Wednesday, January 12, 2011

It took the medical profession 50 years to "believe" in bacteria

Alison Hunter Memorial Foundation, North Sydney, Australia:

In their Clinical Review for the British Medical Journal in 20021 titled "ABC of Psychological Medicine - chronic multiple functional somatic symptoms" authors Christopher Bass and Stephanie May relate how patients with such symptoms are regarded by their doctors as "difficult to help".

Bass and May highlight Charles Darwin as one such patient whose "symptoms began shortly after his voyage in the Beagle to South America. Despite many suggested medical explanations, these symptoms which disabled him for the rest of his life and largely confined him to his home remain medically unexplained.

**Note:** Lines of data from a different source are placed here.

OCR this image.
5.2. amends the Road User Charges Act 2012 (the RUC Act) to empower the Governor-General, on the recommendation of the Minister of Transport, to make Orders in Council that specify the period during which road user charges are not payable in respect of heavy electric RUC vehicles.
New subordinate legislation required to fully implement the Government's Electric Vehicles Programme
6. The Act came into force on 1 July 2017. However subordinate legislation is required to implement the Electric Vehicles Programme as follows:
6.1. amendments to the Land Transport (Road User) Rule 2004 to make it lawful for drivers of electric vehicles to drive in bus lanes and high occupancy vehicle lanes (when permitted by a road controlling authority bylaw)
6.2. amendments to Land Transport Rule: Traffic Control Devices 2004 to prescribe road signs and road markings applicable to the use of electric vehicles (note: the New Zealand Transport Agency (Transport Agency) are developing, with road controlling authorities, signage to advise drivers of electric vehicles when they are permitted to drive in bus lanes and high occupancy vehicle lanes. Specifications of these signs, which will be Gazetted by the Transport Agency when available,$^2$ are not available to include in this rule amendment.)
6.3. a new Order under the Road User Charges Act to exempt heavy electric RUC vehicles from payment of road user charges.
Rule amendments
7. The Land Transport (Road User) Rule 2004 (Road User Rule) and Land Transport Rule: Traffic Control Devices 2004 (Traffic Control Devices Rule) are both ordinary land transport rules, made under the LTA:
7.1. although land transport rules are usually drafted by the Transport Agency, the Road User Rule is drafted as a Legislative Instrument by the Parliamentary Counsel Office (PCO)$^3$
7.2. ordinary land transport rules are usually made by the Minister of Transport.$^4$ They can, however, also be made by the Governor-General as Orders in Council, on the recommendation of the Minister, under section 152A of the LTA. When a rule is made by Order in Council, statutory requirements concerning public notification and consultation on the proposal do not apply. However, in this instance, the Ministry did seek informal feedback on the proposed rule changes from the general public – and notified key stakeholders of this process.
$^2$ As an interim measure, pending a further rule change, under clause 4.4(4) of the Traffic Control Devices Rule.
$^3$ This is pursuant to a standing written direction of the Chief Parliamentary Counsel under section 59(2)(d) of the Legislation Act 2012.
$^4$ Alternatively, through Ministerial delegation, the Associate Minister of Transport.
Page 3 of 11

Because such patients may evoke despair, anger and frustration in doctors, they may be referred to as "heart sink patients" "difficult patients" "fat folder patients" and "chronic complainers". In psychiatric diagnostic classifications these patients are often referred to as having a somatisation disorder". Or hypochondria.

Biographers also have "viewed Darwin's poor health as psychosomatic - an indication of his spiritual and intellectual turmoil. However there is growing support for the theory that Darwin was a victim of Chagas' disease, a parasitic infection passed on by the assassin bug and contracted in South America during his travels on the Beagle. The symptoms of Chagas' disease match closely those experienced by Darwin".2

Ignaz Semmelweis, one of the earliest pioneers of asepsis was ridiculed for cautioning doctors to handwash between dissections and confinements. It took the medical profession 50 years to "believe" in bacteria. Yet the lessons of history are never learned.